La méthode de Michael Moore n’a pas changé : Capitalism : a love story - ou “la crise économique pour les nuls” - ratisse large et simplifie trop son sujet. De retour au combat, le réalisateur s’attaque aux piliers du système financier américain et dénonce ses conséquences sur le quotidien de la population. Attention, ça va pleurer dans les chaumières.
C’est de notoriété publique : Michael Moore n’a jamais fait dans la dentelle. Qu’il dénonce la vente d’armes à feu aux USA ou la politique de George W. Bush, ses documentaires privilégient souvent le sensationnel, l’émotion bon marché et l’humour parfois lourdingue aux dépens de la richesse et de la complexité de l’argumentation. Comme prévu, Capitalism : a love story n’échappe pas à la règle. S’attaquant cette fois-ci aux méfaits du (méchant) capitalisme sur les (gentilles) classes moyennes, le cinéaste accuse Wall Street et se retrouve à installer un énorme périmètre de sécurité de “crime scene” autour du bâtiment, ou encore à demander l’argent du peuple à la sortie des banques. L’un des businessman lui conseiller au passage d’arrêter de faire des films… On aurait parfois envie de lui donner raison.
Le documentaire hésite constamment entre les grosses ficelles du divertissement mélodramatique et la volonté d’approfondir le sujet comme il le faudrait. Certes, la thématique économique n’a rien d’évident pour le public non initié, et il faut reconnaître à Michael Moore un talent certain pour la vulgarisation dans la bonne humeur. Fourmillant jadis de trouvailles visuelles, cyniques et ludiques (notamment dans Bowling for Columbine, son meilleur film), le réalisateur se contente malheureusement ici d’alterner le plus souvent séquences explicatives et larmoyantes. Les quelques vrais gags qui parsèment l’ensemble - à l’image du faux doublage de Jésus Christ faisant l’apologie du capitalisme dans un extrait de téléfilm – tranchent notoirement avec le reste.
Moore traînerait-il la patte ? Si l’exercice de style eu lui-même manque de verve, c’est peut-être surtout parce qu’il n’y a pas réellement matière à rire. Souvent autobiographique - le cinéaste se rend à Flint (sa ville natale) et interroge notamment le prêtre qui l’a marié -, le film gagne en intérêt lorsque se constitue, en filigrane puis avec une évidence croissante, le portrait de Michael Moore par lui-même. Vieillissant, toujours seul dans ses investigations, il révèle peu à peu son impuissance de simple cinéaste. Capitalism prend alors un ton différent, assez inattendu : du film dénonciateur initial surgit un appel à l’engagement citoyen.
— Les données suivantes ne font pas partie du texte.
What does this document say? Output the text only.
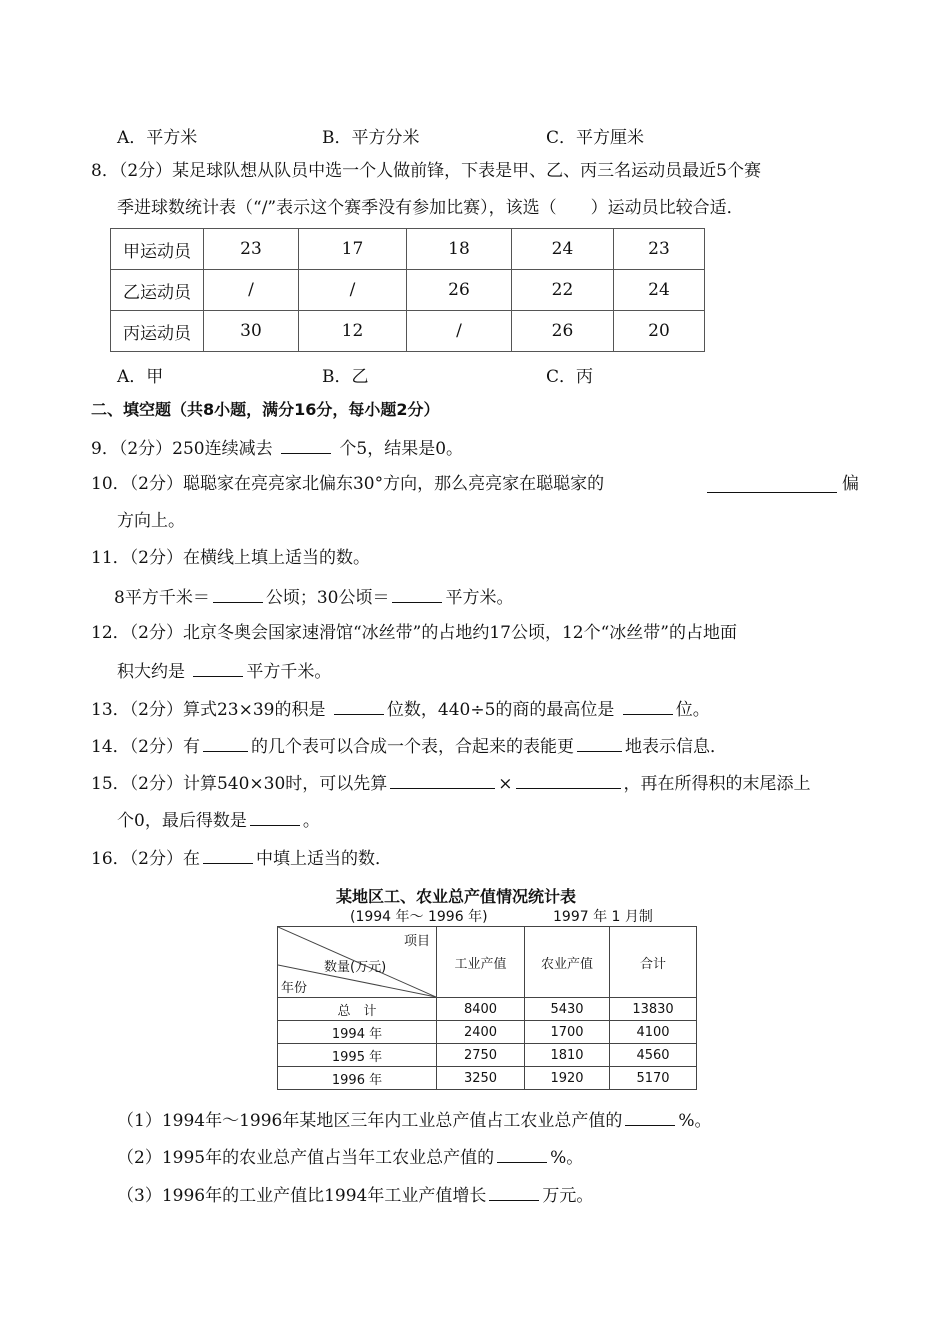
A．平方米	B．平方分米	C．平方厘米
8．（2分）某足球队想从队员中选一个人做前锋，下表是甲、乙、丙三名运动员最近5个赛
季进球数统计表（“/”表示这个赛季没有参加比赛），该选（　　）运动员比较合适．
甲运动员	23	17	18	24	23
乙运动员	/	/	26	22	24
丙运动员	30	12	/	26	20
A．甲	B．乙	C．丙
二、填空题（共8小题，满分16分，每小题2分）
9．（2分）250连续减去	个5，结果是0。
10．（2分）聪聪家在亮亮家北偏东30°方向，那么亮亮家在聪聪家的	偏
方向上。
11．（2分）在横线上填上适当的数。
8平方千米＝	公顷；30公顷＝	平方米。
12．（2分）北京冬奥会国家速滑馆“冰丝带”的占地约17公顷，12个“冰丝带”的占地面
积大约是	平方千米。
13．（2分）算式23×39的积是	位数，440÷5的商的最高位是	位。
14．（2分）有	的几个表可以合成一个表，合起来的表能更	地表示信息．
15．（2分）计算540×30时，可以先算	×	，再在所得积的末尾添上
个0，最后得数是	。
16．（2分）在	中填上适当的数．
某地区工、农业总产值情况统计表
(1994 年～ 1996 年)	1997 年 1 月制
项目
数量(万元)
年份	工业产值	农业产值	合计
总　计	8400	5430	13830
1994 年	2400	1700	4100
1995 年	2750	1810	4560
1996 年	3250	1920	5170
（1）1994年～1996年某地区三年内工业总产值占工农业总产值的	%。
（2）1995年的农业总产值占当年工农业总产值的	%。
（3）1996年的工业产值比1994年工业产值增长	万元。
Devant la caméra de Michael Moore, une espérance extraordinaire naît de la victoire des Démocrates à l’élection présidentielle. On leur donnerait le bon Dieu sans confession. Sa casquette vissée, bien chaussé dans ses baskets, le réalisateur incarne un monsieur-tout-le-monde persuadé, fort de ses convictions. L’homme a ses idées et ne prétend ni au titre de chercheur doctorant, ni à celui de Messie. En concentrant sa mise en scène sur sa propre image et sur sa vision du monde, Michael Moore se pose surtout comme leader d’opinion, porteur d’un discours de propagande politique. Mais de moins en moins comme cinéaste.